Она подняла заинтересованный взгляд, невольно улыбнулась от его неловкости, ободряюще подняла брови:
— Говорите как есть. Это что-то страшное?
— Нет, это… парадокс двойственности власти, — еще смущеннее рассмеялся министр, Вера подняла брови еще выше, он опять рассмеялся, потер лоб и выдохнул, демонстративно собираясь с силами, изобразил руками какую-то странную конструкцию и стал раскладывать ее на этажи: — Я хочу пригласить сюда Двейна. Это моя квартира, так что я как бы имею право. Но. Я хочу пригласить его на ужин, а это ваша кухня, так что я как бы права не имею. Но. Я знаю, что вы не будете против, он вам нравится. Но. Спросить все равно как бы надо. Для меня это странно, спрашивать кого-то, могу ли я пригласить гостя к себе. К тому же. Двейн ночью нарушил запрет Дока и сбежал из лазарета на разбор происшествия, за что Док ругался как боцман и грозился всеми медицинскими карами. Ночью Двейну было нормально, потому что он был на обезболивающих, но когда заклинание отошло, ему сильно поплохело, Док накормил его немагическими зельями и в качестве наказания и перестраховки посадил на диету. А как я уже говорил, супчики у Булата получаются такие, что лучше голодным сидеть. Зелья уже отошли, новое заклинание ему нельзя, поэтому он сейчас не особенно хороший собеседник, и вряд ли способен на что-то большее, чем смотреть в одну точку и грызть ногти. Кстати, есть отличная новость — я отнес ваше обезболивающее в лабораторию разведуправления, алхимики сказали, что формула сложная, но если мне очень надо, они мне сделают такой штуки пару стаканов, за большие деньги и не скоро. Я сказал, что надо, и что в качестве первого подопытного они могут изучить меня, это сильно ускорит процесс официального запуска в серийное производство, если у них все получится. Я потом куплю на вашем аукционе пустые ампулы, так что разработка будет принадлежать мне, все будет законно.
Он задумался, потер подбородок и осмотрел свою воображаемую разобранную конструкцию, нахмурился и вздохнул:
— Ну так вот, чего я от вас хочу. Первое — чтобы Двейн пришел, мне нужна еще одна ампула обезболивающего, а лучше две. Второе — ему нужна какая-нибудь легкая, не жирная еда, я проверил, у вас такой нет, так что придется готовить. Если вы согласитесь, то я пойду ампулы отнесу, а если нет — то пусть лежит ногти грызет, он сам виноват, что сбежал, я его не звал.

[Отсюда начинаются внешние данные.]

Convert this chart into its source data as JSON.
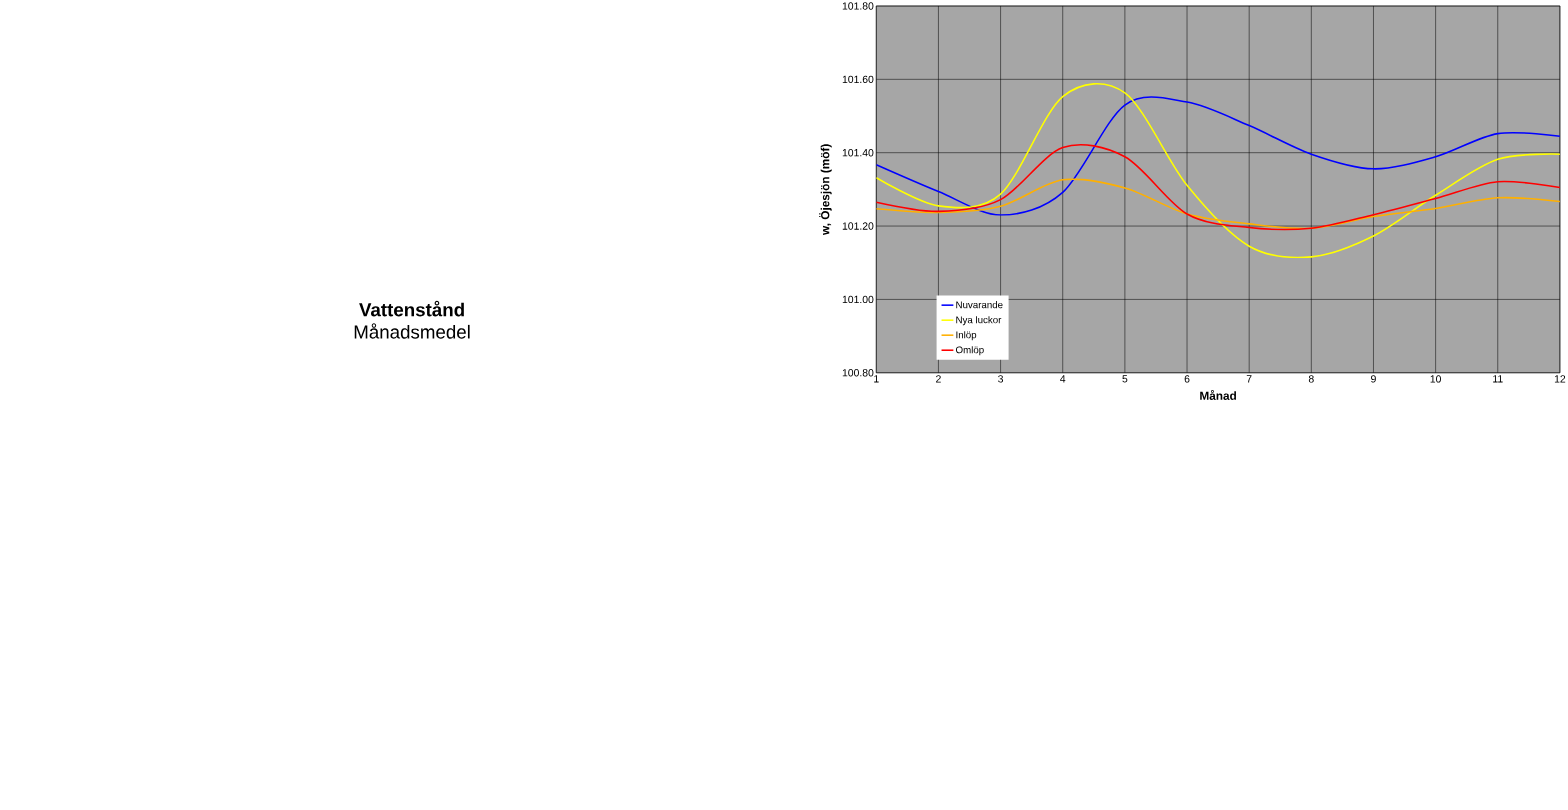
{
  "chart_data": {
    "type": "line",
    "title": "Vattenstånd",
    "subtitle": "Månadsmedel",
    "xlabel": "Månad",
    "ylabel": "w, Öjesjön (möf)",
    "x": [
      1,
      2,
      3,
      4,
      5,
      6,
      7,
      8,
      9,
      10,
      11,
      12
    ],
    "series": [
      {
        "name": "Nuvarande",
        "color": "#0000ff",
        "values": [
          101.367,
          101.294,
          101.23,
          101.292,
          101.53,
          101.538,
          101.474,
          101.396,
          101.356,
          101.389,
          101.452,
          101.445
        ]
      },
      {
        "name": "Nya luckor",
        "color": "#ffff00",
        "values": [
          101.332,
          101.255,
          101.287,
          101.553,
          101.563,
          101.311,
          101.145,
          101.116,
          101.173,
          101.284,
          101.382,
          101.396
        ]
      },
      {
        "name": "Inlöp",
        "color": "#ffb000",
        "values": [
          101.247,
          101.237,
          101.254,
          101.326,
          101.304,
          101.233,
          101.206,
          101.194,
          101.226,
          101.248,
          101.277,
          101.267
        ]
      },
      {
        "name": "Omlöp",
        "color": "#ff0000",
        "values": [
          101.265,
          101.24,
          101.272,
          101.414,
          101.389,
          101.233,
          101.196,
          101.194,
          101.231,
          101.275,
          101.321,
          101.305
        ]
      }
    ],
    "xlim": [
      1,
      12
    ],
    "ylim": [
      100.8,
      101.8
    ],
    "xticks": [
      1,
      2,
      3,
      4,
      5,
      6,
      7,
      8,
      9,
      10,
      11,
      12
    ],
    "yticks": [
      {
        "value": 100.8,
        "label": "100.80"
      },
      {
        "value": 101.0,
        "label": "101.00"
      },
      {
        "value": 101.2,
        "label": "101.20"
      },
      {
        "value": 101.4,
        "label": "101.40"
      },
      {
        "value": 101.6,
        "label": "101.60"
      },
      {
        "value": 101.8,
        "label": "101.80"
      }
    ],
    "grid": true,
    "legend": "bottom left",
    "marker": "none",
    "line_style": "solid"
  }
}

Он поднял глаза на Веру, продолжая держать в руках свою систему парадоксов двойственности власти, шкодно улыбнулся, зажмурился и опустил руки, шепотом выдохнул:
— Веду себя как Барт.
Вера тихо рассмеялась, кивнула:
— Идите относите.
— Спасибо, — он с облегчением кивнул, превратив движение в ироничный обессиленный поклон, четко развернулся и вышел. Вера кривовато улыбнулась сама себе — он решил делать вид, что обоих разговоров не было, интересный вариант. Хотя, наверное, самый удобный.
"Ну что ж, пусть будет так, посмотрим, что из этого выйдет."
4.31.3 Суп со звездами и божественная теория Барта
Открыв холодильник, она поняла, что там много чего не хватает, но достала что есть и начала готовить, уверенная, что господин министр в своей великой предусмотрительности все захватит. Так и оказалось, спустя минут пятнадцать она услышала в библиотеке шаги, шепот и тихий смех, они вошли, министр поставил на стол бумажный пакет с продуктами, Двейн поклонился:
— Госпожа, моя благодарность не знает границ. Чем я могу вам помочь?
— Выздоровеешь — отработаешь, — улыбнулась Вера, — ты полезный товарищ, мне нравится мысль иметь тебя в должниках, — он улыбнулся шире и опустил голову, Вера осмотрела его с ног до головы — мягкие свободно зашнурованные тапки из двух половин, она видела такие в цыньянском квартале, их носили почти все, только шнуровали туго; свободные серые штаны и темно-синий халат, тоже цыньянский, с поясом, завязанным тем же узлом, которым завязывал свои министр в Тяжелые Дни; под халатом рубашка с расстегнутым воротом, повязка на шее, общий вид мятый и потрепанный, она кивнула ему на табуретку: — Садись, отдохни, я сама.